Le concept de synchronicité est critiqué par la communauté scientifique en raison de nombreux défauts qui empêche de l'étudier d'un point de vue scientifique, au même titre que la psychanalyse (cf critique épistémologique de la psychanalyse).

Une théorie ou un concept pseudo-scientifique n'est pas nécessairement faux. Pseudo-science qualifie uniquement une théorie qui est refusée par la communauté scientifique en raison de critères clairs et énumérés.

Un mauvais usage de la statistique

Un évènement statistiquement improbable n'a, par définition, que très peu de chance de se produire. Mais si on analyse une large quantité d'évènements improbables, il y a toute les chances qu'il puisse s'en produire un (dans la mesure ou la quantité d'évènements est inversement proportionnelle à la probabilité de chaque évènement). Par exemple, la probabilité de l'évènement gagner au loto est infime, mais en raison du nombre de joueurs, il y a régulièrement un, voire plusieurs, gagnant pour un tirage donné.

Transposé au concept de synchronicité, les coïncidences acausales sont en effet fortement improbables, mais en raison même de la variété et de la quantité de ces coïncidences, la probabilité que l'une d'elle au moins se produise est très forte. Par extension, il est fortement improbable que jamais n'apparaissent une de ces coïncidences[7].

Des coïncidences non-espérées

Dans le cadre de la synchronicité, le biais est double puisque les évènements improbables ne sont pas attendus. Il ne s'agit pas d'attendre un évènement donné mais un signe. La fiabilité du résultat ne dépend donc que de l'interprétation de l'expérimentateur, ce qui n'est pas admissible dans un cadre scientifique. De plus, il ne s'agit plus d'attendre un évènement fortement improbable, mais bien de tirer un évènement qui s'est produit (une coïncidence dans le cas de la synchronicité) et de constater qu'il était en effet tout à fait improbable.L'ensemble des coïncidences admissibles et acausales est extrement large face à la probabilité de chaque coïncidence. Il est donc très probable qu'un de ces évènements se produise.

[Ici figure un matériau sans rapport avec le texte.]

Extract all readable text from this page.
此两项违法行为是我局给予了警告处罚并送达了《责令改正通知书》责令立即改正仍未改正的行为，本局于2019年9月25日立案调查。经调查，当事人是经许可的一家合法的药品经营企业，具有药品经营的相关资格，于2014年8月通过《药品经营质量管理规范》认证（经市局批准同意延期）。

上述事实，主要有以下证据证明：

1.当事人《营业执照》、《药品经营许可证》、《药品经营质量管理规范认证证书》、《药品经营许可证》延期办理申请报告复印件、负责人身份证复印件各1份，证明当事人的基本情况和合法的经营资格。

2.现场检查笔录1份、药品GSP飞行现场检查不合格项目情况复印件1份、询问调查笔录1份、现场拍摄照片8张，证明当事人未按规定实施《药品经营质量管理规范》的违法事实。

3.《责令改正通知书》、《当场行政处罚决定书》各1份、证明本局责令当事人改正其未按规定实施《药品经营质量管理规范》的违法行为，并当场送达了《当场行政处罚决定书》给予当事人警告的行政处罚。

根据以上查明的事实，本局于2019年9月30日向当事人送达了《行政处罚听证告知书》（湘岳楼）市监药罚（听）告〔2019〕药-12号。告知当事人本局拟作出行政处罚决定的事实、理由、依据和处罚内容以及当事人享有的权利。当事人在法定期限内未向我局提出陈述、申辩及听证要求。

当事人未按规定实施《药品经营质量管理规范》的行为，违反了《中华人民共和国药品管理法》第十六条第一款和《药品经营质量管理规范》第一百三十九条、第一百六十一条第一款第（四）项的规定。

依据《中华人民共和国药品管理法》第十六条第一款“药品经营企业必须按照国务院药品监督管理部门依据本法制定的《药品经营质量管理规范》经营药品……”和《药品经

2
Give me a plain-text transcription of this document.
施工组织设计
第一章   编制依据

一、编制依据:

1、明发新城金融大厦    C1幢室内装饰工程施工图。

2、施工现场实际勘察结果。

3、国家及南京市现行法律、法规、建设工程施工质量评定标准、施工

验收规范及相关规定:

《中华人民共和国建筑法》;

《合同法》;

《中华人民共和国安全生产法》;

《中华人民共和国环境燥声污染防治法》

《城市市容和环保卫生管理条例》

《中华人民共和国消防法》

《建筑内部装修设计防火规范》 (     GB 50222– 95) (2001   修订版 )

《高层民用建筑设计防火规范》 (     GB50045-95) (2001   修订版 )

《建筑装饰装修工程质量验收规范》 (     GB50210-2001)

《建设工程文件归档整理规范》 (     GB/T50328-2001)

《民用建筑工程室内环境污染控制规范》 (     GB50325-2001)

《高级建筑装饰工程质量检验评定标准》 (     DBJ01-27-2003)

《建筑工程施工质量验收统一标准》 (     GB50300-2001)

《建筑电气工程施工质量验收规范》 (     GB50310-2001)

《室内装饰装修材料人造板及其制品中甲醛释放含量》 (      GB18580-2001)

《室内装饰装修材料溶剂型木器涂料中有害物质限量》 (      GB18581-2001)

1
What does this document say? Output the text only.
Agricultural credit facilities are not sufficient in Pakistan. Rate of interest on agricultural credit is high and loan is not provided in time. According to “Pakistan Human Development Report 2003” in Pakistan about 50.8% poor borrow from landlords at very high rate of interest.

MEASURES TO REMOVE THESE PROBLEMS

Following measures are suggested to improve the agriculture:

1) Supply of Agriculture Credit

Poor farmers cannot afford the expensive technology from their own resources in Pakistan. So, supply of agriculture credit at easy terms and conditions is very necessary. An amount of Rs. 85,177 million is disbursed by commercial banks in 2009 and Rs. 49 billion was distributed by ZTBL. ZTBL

Si vous allez voir un nombre gigantesque d'endroits et considérez comme une preuve tout ce sur quoi vous tombez, vous êtes sûr de découvrir du sens là ou il n'y en a pas.

-- John Ruscio[8]

En psychologie, le processus tendant à considérer comme des choix personnels dictés par une attitude rationnelle ce qui est souvent le résultat de concours de circonstances s'appelle la rationalisation. Le processus de reconnaître des symboles ou des motifs dans des données aléatoires ou sans sens particulier s'appelle apophénie.

Umberto Eco a raillé cette propension à la recherche de coïncidences dans son roman "Le pendule de Foucault" :

"Il ouvrit tout grands et théâtralement les battants, nous invita à venir voir et nous montra, au loin, à l’angle de la ruelle et des avenues, un petit kiosque de bois où se vendaient probablement les billets de la loterie de Merano. « Messieurs, dit-il, je vous invite à aller mesurer ce kiosque. Vous verrez que la longueur de l’éventaire est de 149 centimètres, c’est-à-dire un cent-milliardième de la distance Terre-Soleil. La hauteur postérieure divisée par la largeur de l’ouverture fait 176 : 56 = 3,14. La hauteur antérieure est de 19 décimètres, c’est-à-dire égale au nombre d’années du cycle lunaire grec. La somme des hauteurs des deux arêtes antérieures et des deux arêtes postérieures fait 190 x 2 + 176 x 2 = 732, qui est la date de la victoire de Poitiers. L’épaisseur de l’éventaire est de 3,10 centimètres et la largeur de l’encadrement de l’ouverture de 8,8 centimètres. En remplaçant les nombres entiers par la lettre alphabétique correspondante, nous aurons C10H8, qui est la formule de la naphtaline."

Les critères des pseudo-sciences

Le concept de synchronicité couvre une large partie des critères permettant de caractériser une pseudo-science, notamment :

De plus, la synchronicité se justifie parfois en s'appuyant notamment sur le paradoxe EPR alors qu'il est par essence difficile de faire le pont entre l'infiniment petit (objet du paradoxe EPR) et un concept plus global tel la synchronicité.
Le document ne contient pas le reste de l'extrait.